Confira a Crônica da semana da Academia de Letras dos Campos Gerais: "Jogo do Operário!"


Lá na casa do Seu Augusto, o rádio está ligado. É dia de jogo. Apesar disso, ele conserva em si um semblante soturno. Bom mesmo era o seu antigo rádio, pensava ele. Ele ainda se lembra dos dias dourados em que podia ouvir o som ecoando do antigo aparelho de madeira num estilo retrô, mas os filhos insistiram em presenteá-lo com um novo, mais moderno. Bobos! Não entendem nada!


Dia normal para uns, dia de alegria para outros. Cada qual à sua maneira vai se preparando. Lá na casa da Dona Lourdes, os santos estão de ponta-cabeça. Em sua fé e sabedoria, ela garante que o mesmo que funciona para matrimônios também funcionou para garantir a tão esperada vitória em jogos de anos anteriores. Na torcida do estádio, outro torcedor registra o momento em imagem, garantindo a foto da sorte! Mas bom mesmo é ver a preparação para o jogo lá na casa do Seu Augusto!


Em dia de jogo do Operário Ferroviário, a rotina é sagrada. Após o banho matinal, ele penteia com cuidado os cabelos em frente ao espelho, depois apara os pelos do bigode, olha os dentes e confere o cabelo uma última vez. Ao se vestir, prefere sempre a camisa branca e, por isso, faz questão de deixá-la pronta no dia anterior. Em seguida, prepara o café, coloca o pequeno rádio preto na bancada da cozinha, senta e aguarda, enquanto aprecia silenciosamente o café amargo e quente.


Os filhos sempre reclamam da ritualística exagerada, mas quem é que pode mudar os costumes tão arraigados de Augusto?!


O jogo começa, ele senta no banquinho de madeira, aproxima o rádio dos ouvidos, não quer perder nada. A ansiedade traz suor às mãos, que ele esfrega frequentemente na calça. Tira do bolso da camisa um lenço branco, limpa o suor da testa e dos bigodes, guarda. Logo os gritos anunciam o gol tão esperado e Seu Augusto vibra, emocionado. Os netos contemplam extasiados a agitação e felicidade do avô, os filhos se preocupam com o coração, afinal, ele já tem oitenta e sete anos. Outro gol.

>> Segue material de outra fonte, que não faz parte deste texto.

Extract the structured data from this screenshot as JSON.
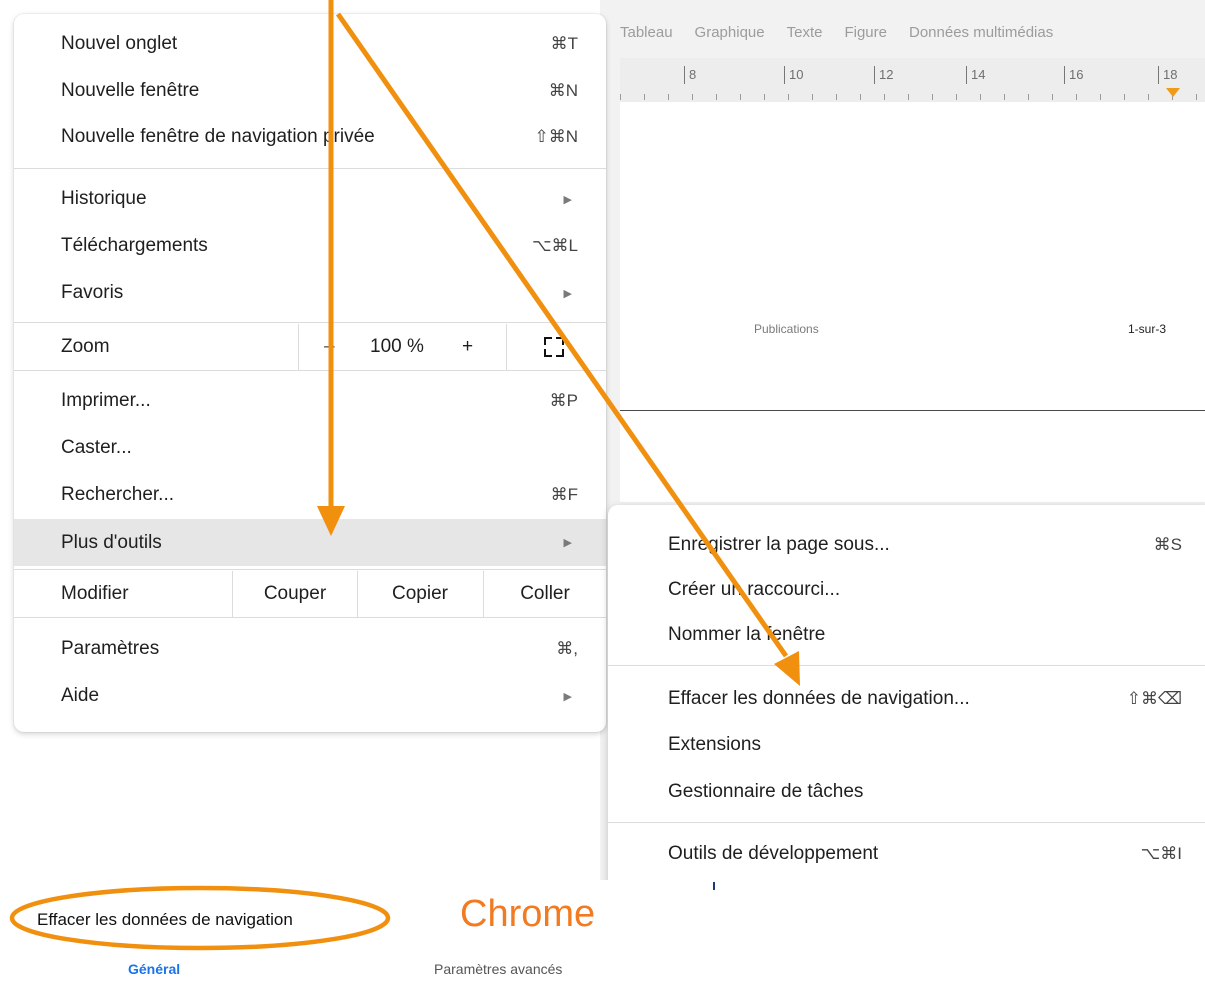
{
  "background_doc": {
    "toolbar": [
      "Tableau",
      "Graphique",
      "Texte",
      "Figure",
      "Données multimédias"
    ],
    "ruler_numbers": [
      "8",
      "10",
      "12",
      "14",
      "16",
      "18"
    ],
    "header_text": "Publications",
    "page_number": "1-sur-3"
  },
  "menu": {
    "new_tab": {
      "label": "Nouvel onglet",
      "shortcut": "⌘T"
    },
    "new_window": {
      "label": "Nouvelle fenêtre",
      "shortcut": "⌘N"
    },
    "new_private_window": {
      "label": "Nouvelle fenêtre de navigation privée",
      "shortcut": "⇧⌘N"
    },
    "history": {
      "label": "Historique"
    },
    "downloads": {
      "label": "Téléchargements",
      "shortcut": "⌥⌘L"
    },
    "bookmarks": {
      "label": "Favoris"
    },
    "zoom": {
      "label": "Zoom",
      "minus": "–",
      "value": "100 %",
      "plus": "+"
    },
    "print": {
      "label": "Imprimer...",
      "shortcut": "⌘P"
    },
    "cast": {
      "label": "Caster..."
    },
    "find": {
      "label": "Rechercher...",
      "shortcut": "⌘F"
    },
    "more_tools": {
      "label": "Plus d'outils"
    },
    "edit": {
      "label": "Modifier",
      "cut": "Couper",
      "copy": "Copier",
      "paste": "Coller"
    },
    "settings": {
      "label": "Paramètres",
      "shortcut": "⌘,"
    },
    "help": {
      "label": "Aide"
    }
  },
  "submenu": {
    "save_page": {
      "label": "Enregistrer la page sous...",
      "shortcut": "⌘S"
    },
    "create_shortcut": {
      "label": "Créer un raccourci..."
    },
    "name_window": {
      "label": "Nommer la fenêtre"
    },
    "clear_browsing": {
      "label": "Effacer les données de navigation...",
      "shortcut": "⇧⌘⌫"
    },
    "extensions": {
      "label": "Extensions"
    },
    "task_manager": {
      "label": "Gestionnaire de tâches"
    },
    "dev_tools": {
      "label": "Outils de développement",
      "shortcut": "⌥⌘I"
    }
  },
  "bottom": {
    "clear_label": "Effacer les données de navigation",
    "brand": "Chrome",
    "tab_general": "Général",
    "tab_advanced": "Paramètres avancés"
  },
  "colors": {
    "annotation": "#f0900e",
    "brand": "#f27a21",
    "link_blue": "#1a73e8",
    "highlight": "#e6e6e6"
  }
}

Seu Augusto sorri, olha para a família, volta a sorrir, ergue os braços e aponta para cima, abaixa a cabeça e fecha os olhos, depois junta as mãos sobre o peito, traz a mão direita aos lábios, beija-a. Um acesso de tosse interrompe sua comemoração, a família se preocupa, olhando com apreensão num olhar de advertência, ele sorri em resposta, até que um dos netos lhe diz:


- Vô, cuidado com o coração! Senão vai morrer de felicidade! E se o vô morrer?


- Ah, fio, se o vô morrer, espero que tenha rádio lá no céu pro vô escutar o jogo do Operário!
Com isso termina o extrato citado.